3. (a) If firm 2 picks quantity q2, then firm 1's demand curve is P = [1500 - q2] - q1, and
his marginal revenue is MR1 = [1500 - q2] - 2q1. Set this equal to MC1 = 300 and
solve for q1 like so:
[1500 - q2] - 2q1 = 300
1200 - q2 = 2q1
q1 = 600 - ½q2
Doing the same thing for firm 2 (with the quantities reversed and using MC2 =
600 instead), we get q2 = 450 - ½q1. Now solve the system of equations by
plugging the equation for q2 into the equation for q1, like so:
q1 = 600 - ½[450 - ½q1]
q1 = 375 + (1/4)q1
(3/4)q1 = 375
q*1 = 500
and plug this back into the equation for q2 to get q*2:
q*2 = 450 - ½[500] = 200
So the Nash Equilibrium is q*1 = 500, q*2 = 200. The total quantity is 700, so the
Nash Equilibrium price is P* = 1500 - 700 = 800.
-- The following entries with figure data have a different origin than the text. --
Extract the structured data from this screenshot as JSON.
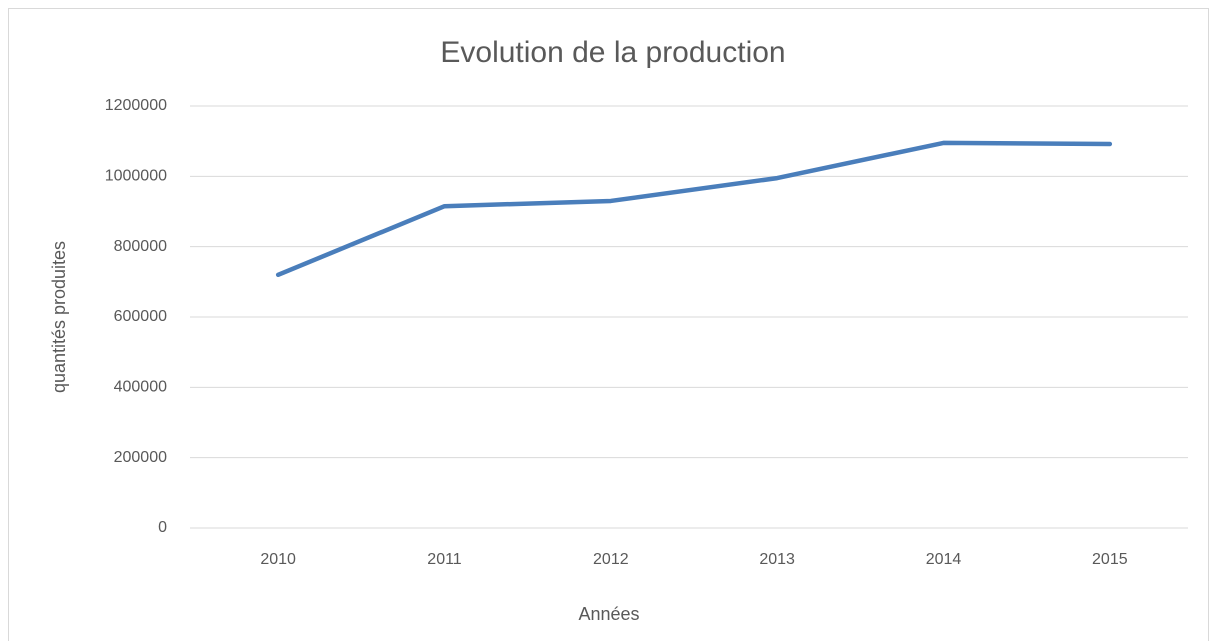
{
  "chart_data": {
    "type": "line",
    "title": "Evolution de la production",
    "x_label": "Années",
    "y_label": "quantités produites",
    "categories": [
      "2010",
      "2011",
      "2012",
      "2013",
      "2014",
      "2015"
    ],
    "series": [
      {
        "name": "quantités produites",
        "color": "#4a7ebb",
        "values": [
          720000,
          915000,
          930000,
          995000,
          1095000,
          1092000
        ]
      }
    ],
    "ylim": [
      0,
      1200000
    ],
    "yticks": [
      0,
      200000,
      400000,
      600000,
      800000,
      1000000,
      1200000
    ],
    "grid": true
  }
}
(b) Firm 1, which has the lower marginal cost, will set his price just below firm 2's
marginal cost. Firm 2 doesn't produce, so firm 1 gets the whole market at P1 =
599. The corresponding quantity is found by plugging the price into the demand
curve: 599 = 1500 - Q, and thus Q = 901.
4. (a) Every DSE is a NE, but not every NE is a DSE. (b) In a DSE, each player’s
strategy must be a best response to any possible strategies chosen by the other
players. But in a NE, a player’s strategy only needs to be a best response to the
equilibrium strategies of the other players.
5. Battle of the Sexes, Market Segmentation, Sides of the Road. (There are many other
possible examples.)
6. Here is a diagram of Battles of the Sexes converted into a sequential game with Terry
choosing first:
Terry
Opera
Fight
Pat
Opera
Pat
Fight
Opera
Fight
I have used heavier lines to show the predicted choices of the players (we did this in
class using arrows). When Terry has already chosen Opera, Pat compares 1 and 0
and therefore chooses Opera. When Terry has already chosen Fight, Pat compares 0
and 3 and therefore chooses Fight. Terry can predict all this, which means choosing
Opera will lead to a payoff of 3 and choosing Fight will lead to a payoff of 1, and
therefore Terry will choose Opera. Notice that Terry has a first-mover advantage in
this game.
7. (a) In Cournot, firms choose quantities, and the market sets the resulting price. In
Bertrand, firms choose prices, and the market sets the resulting quantities sold. (b)
Cournot leads to a price and total quantity that are between those that would occur
under monopoly and perfectly competition. Bertrand leads to a price and total
quantity identical to those that occur under perfect competition.
8. (a) If firm 2 picks quantity q2, then firm 1's demand curve is P = [100 - q2] - q1, and
his marginal revenue is MR1 = [100 - q2] - 2q1. Setting this equal to MC1 = 20 (firm
1's MC) and solving for q1, we get q1 = 40 - ½q2. Doing the same thing for firm 2
(with the quantities reversed and using MC2 = 40 instead), we get q2 = 30 - ½q1.
Solving the system of equations, we get q*1 = 100/3 and q*2 = 40/3. The total
quantity is Q* = 140/3, and the corresponding price is P* = 100 - 140/3 = 160/3.
(b) Firm 1, which has the lower marginal cost, will set his price just below firm 2's
marginal cost. Firm 2 doesn't produce, so firm 1 gets the whole market at P1 = 39.99.
The corresponding quantity is found by plugging the price into the demand curve:
39.99 = 100 - Q, and thus Q = 60.01.